A student points me to Ron Paul on the 1920-21 depression.
In 1921 we had a severe depression; it was over in one year. A little bit later in the 30s we had another one but then the government decided to do all these things, bail everybody out. Exactly what we’re doing now and it prolonged the correction.
The implication is that in 1921 the government didn’t “do all these things”. But of course the government did adopt policies to restrict trade and immigration.
Interestingly, two of the first Hoover administration responses in 1930 were to restrict trade and immigration.
I think the lesson one would draw here is that policymakers, seeing that restricting trade and immigration went along with a swift end to the 1921 recession, tried them again in 1930. But they didn’t work. I don’t see any reason to conclude that the government opted not to intervene in 1921 and to intervene in 1930.
13 comments
February 24, 2009 at 11:04 am
Matt Lister
I don’t know about trade, but I expect that Paul would be quite happy if we moved to restrict immigration again! (In fact, there are a few immigration restrictions in some of the bills, limiting the ability of banks getting bailout money and the like to hire H-1B immigrants. I’m not very keen on that, but it’s not the worst thing that could be done.)
February 24, 2009 at 11:34 am
Michael Bérubé
I don’t see any reason to conclude that the government opted not to intervene in 1921 and to intervene in 1930.
It’s not just that the government opted to intervene; it’s that the government opted to intervene by doing all these things like building the NAFTA superhighway on secret orders from the Council on Foreign Relations in order to undermine the gold standard.
February 24, 2009 at 11:35 am
davenoon
Should we just go ahead and declare Ron Paul as EotAW’s official historian?
February 24, 2009 at 11:40 am
ari
Ron Paul, Eric? Ron Paul!?! Like we didn’t have enough trouble already.
February 24, 2009 at 11:46 am
Russell Belding
Say what you like about Ron Paul, he’s a very entertaining cross-dresser.

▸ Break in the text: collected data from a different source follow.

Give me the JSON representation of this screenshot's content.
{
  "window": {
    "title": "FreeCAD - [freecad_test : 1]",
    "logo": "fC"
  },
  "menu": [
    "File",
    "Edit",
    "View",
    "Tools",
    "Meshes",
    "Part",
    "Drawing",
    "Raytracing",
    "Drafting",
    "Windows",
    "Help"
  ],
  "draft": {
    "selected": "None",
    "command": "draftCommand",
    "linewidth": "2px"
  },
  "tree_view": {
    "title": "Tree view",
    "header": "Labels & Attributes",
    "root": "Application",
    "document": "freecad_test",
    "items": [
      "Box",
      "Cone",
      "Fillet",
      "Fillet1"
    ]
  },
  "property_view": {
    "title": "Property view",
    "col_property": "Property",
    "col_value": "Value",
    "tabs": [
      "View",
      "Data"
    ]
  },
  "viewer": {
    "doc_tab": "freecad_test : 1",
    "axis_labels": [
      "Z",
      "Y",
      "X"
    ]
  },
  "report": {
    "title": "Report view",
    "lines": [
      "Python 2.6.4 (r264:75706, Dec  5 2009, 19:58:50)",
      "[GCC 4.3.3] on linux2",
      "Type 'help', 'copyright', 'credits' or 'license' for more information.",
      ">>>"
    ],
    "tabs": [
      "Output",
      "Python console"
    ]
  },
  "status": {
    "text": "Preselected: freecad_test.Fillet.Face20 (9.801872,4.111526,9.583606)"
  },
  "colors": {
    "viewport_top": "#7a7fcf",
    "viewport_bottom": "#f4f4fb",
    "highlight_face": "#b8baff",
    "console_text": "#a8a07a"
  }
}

February 24, 2009 at 11:49 am
eric
Ron Paul, Eric? Ron Paul!?!
I just do what the students ask me.
February 24, 2009 at 12:09 pm
Chris
In 1921 we had a severe depression; it was over in one year.
This sentence seems self-contradictory to me. Isn’t the duration of a depression one of the measures of its severity? ISTM that a large but short-lived reduction in economic output (or employment, or whatever other metric you want to use) should be called something else, because confusing it with a depression is, well, confusing.
February 24, 2009 at 12:16 pm
Jason B.
I always go to gynecologists for economic history. Don’t you?
February 24, 2009 at 4:11 pm
drip
I always go to gynecologists for economic history. Don’t you? Beats a congressman from Texas every time.
February 25, 2009 at 10:40 am
jazzbumpa
If GDP growth is any indication, the ’21 recession was pretty mild. It was only slightly negative in ’20 and ’21, rebounding sharply in’22.
Total Govt. spending in’21 was considerably higher than any other year in the decade, and higher than in either ’32 or ’33.
Spending in ’34 and ’35 was only slightly higher than in ’20.
http://www.lib.umich.edu/govdocs/stecgovt.html
Conservatives live in a data-free world.
February 25, 2009 at 10:42 am
jazzbumpa
Ahh. Once again I succeed in posting a non-active link.
(hangs head, shuffles of to do the vacuuming . . .)
February 25, 2009 at 12:54 pm
Vance
Restored, I think.
February 25, 2009 at 1:12 pm
jazzbumpa
Wow. That must have been divine intervention, or something. Thanx!